Barry Callebaut ‘s net profit for the period recurring grew by +11.6% in local currencies (+7.1% in CHF) to CHF 211.7 million. The reported Net profit amounted to CHF 203.7 million, up +7.5% in local currencies (+3.1% in CHF) compared to prior-year pro-forma IFRS 166. The increase was supported by the lower net financing cost, while income tax expenses remained roughly flat at CHF –49.6 million, compared to CHF –47.5 million in the prior-year period.

Net working capital slightly increased to CHF 1,838.3 million, compared to CHF 1,762.1 million in the prior-year period. The higher inventories, driven by increased cocoa bean prices, was largely offset by lower receivables and net derivative financial liabilities and structural improvements in payables.

Net debt remained stable at CHF 1,981.0 million compared to CHF 1,974.8 million in prior-year pro-forma IFRS 167. Taking into consideration the cocoa bean inventories as readily marketable inventories (RMI), adjusted net debt decreased to CHF 882.0 million compared to CHF 1,042.9 million in prior-year pro-forma IFRS 166.

Free cash flow for the first six months in the period under review amounted to CHF –359.2 million, compared to CHF –119.1 million in prior-year pro-forma IFRS 166. Adjusted for the effect of cocoa beans considered as readily marketable inventories (RMI), the adjusted Free cash flow was about flat and amounted to CHF –17.9 million (February 28, 2019 pro-forma IFRS 166: CHF –9.9 million).

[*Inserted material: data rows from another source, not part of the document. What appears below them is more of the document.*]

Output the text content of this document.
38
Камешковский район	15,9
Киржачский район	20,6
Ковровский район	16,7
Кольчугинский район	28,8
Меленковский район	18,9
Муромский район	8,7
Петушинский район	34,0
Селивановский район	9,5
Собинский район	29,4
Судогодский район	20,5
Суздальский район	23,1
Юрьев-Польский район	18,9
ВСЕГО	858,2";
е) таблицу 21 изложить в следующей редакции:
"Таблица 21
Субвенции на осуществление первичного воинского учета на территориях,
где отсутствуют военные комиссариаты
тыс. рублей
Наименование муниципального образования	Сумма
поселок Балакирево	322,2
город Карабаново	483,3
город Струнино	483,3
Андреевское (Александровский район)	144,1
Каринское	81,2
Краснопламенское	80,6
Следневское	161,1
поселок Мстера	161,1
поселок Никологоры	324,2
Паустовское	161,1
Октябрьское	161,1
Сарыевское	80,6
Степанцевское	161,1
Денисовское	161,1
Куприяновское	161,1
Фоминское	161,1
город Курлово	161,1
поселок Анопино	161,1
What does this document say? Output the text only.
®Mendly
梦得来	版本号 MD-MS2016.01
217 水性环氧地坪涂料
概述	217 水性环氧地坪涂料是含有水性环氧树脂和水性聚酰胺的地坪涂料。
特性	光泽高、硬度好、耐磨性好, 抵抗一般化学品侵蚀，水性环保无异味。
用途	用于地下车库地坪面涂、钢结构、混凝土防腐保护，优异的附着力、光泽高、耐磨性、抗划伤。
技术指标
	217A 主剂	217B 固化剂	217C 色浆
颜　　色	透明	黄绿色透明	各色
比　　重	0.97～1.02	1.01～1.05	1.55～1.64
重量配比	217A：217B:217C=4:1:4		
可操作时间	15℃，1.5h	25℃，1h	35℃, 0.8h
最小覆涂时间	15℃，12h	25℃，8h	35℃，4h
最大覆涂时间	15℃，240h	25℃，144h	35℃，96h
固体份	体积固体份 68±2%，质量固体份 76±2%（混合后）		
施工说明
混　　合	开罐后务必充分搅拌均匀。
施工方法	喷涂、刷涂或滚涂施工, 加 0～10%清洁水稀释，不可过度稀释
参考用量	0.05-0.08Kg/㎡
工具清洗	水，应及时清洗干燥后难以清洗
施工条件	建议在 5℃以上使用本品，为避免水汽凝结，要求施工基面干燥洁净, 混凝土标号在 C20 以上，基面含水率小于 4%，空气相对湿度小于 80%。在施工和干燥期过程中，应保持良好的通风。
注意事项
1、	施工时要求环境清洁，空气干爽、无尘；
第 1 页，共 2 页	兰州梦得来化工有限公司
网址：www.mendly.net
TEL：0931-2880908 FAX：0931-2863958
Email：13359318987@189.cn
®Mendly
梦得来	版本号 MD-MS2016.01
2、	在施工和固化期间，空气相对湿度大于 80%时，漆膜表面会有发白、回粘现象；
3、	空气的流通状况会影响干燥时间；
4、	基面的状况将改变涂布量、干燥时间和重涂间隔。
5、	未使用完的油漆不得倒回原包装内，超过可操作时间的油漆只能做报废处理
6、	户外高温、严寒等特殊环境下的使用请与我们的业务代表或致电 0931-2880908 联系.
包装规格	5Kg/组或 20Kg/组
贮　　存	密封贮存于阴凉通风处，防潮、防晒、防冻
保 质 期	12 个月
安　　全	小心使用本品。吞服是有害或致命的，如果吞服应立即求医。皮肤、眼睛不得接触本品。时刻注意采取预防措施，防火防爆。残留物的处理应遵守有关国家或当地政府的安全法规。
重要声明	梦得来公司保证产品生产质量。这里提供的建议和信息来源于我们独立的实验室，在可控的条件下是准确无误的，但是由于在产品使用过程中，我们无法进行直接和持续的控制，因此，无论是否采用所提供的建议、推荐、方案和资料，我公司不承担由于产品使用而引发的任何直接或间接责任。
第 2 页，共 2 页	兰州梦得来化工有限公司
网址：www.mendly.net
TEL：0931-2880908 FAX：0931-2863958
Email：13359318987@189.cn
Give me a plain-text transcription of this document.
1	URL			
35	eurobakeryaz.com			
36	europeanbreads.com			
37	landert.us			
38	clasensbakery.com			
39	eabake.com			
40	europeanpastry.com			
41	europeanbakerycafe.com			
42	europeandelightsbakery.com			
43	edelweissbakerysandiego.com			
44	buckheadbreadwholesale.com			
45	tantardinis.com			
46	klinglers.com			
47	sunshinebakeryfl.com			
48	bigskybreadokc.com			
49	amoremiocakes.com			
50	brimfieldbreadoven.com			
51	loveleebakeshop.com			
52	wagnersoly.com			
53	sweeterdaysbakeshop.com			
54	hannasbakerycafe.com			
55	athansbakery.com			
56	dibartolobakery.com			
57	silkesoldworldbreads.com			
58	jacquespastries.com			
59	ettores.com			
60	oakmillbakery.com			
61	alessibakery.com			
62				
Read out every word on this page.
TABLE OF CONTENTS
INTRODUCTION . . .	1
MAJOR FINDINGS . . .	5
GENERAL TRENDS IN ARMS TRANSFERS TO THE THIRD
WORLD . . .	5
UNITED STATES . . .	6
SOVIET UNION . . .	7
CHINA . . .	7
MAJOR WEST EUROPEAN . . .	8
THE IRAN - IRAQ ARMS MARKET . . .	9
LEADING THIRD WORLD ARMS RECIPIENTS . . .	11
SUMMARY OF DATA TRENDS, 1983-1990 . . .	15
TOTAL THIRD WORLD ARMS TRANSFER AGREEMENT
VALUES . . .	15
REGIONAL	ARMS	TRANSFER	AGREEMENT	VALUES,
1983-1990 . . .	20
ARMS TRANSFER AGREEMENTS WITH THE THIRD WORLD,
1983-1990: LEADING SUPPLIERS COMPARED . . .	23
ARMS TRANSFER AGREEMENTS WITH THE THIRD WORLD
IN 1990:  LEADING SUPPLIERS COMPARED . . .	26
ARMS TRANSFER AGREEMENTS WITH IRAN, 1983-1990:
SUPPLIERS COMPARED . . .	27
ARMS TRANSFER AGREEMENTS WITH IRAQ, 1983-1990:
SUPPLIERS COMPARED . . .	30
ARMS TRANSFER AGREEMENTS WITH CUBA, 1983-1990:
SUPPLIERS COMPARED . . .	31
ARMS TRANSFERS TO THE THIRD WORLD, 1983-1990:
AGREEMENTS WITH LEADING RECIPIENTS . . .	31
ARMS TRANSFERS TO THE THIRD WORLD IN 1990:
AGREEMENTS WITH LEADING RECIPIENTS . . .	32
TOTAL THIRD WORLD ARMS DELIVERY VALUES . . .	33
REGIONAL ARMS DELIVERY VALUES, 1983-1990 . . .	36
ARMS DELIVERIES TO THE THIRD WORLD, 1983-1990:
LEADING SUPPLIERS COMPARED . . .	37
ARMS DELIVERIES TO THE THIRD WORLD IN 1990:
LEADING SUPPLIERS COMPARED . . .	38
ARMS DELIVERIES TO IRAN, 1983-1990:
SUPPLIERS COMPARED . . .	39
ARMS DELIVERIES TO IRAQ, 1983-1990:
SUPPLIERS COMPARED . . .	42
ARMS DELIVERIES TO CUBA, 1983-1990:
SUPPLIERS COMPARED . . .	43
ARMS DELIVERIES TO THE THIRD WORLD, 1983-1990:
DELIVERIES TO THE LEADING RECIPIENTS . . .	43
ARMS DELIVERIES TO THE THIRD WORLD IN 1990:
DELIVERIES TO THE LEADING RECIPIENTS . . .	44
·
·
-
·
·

Speaking to analysts and media via a virtual conference call to announce the group’s Half-Year Results for fiscal year 2019/20, chief executive Antoine de Saint-Affrique said: “We drew on the credit facility just as a precautionary measure to ensure the liquidity of the company moving forward​,” explaining the facility had been in place for years for precisely such a situation.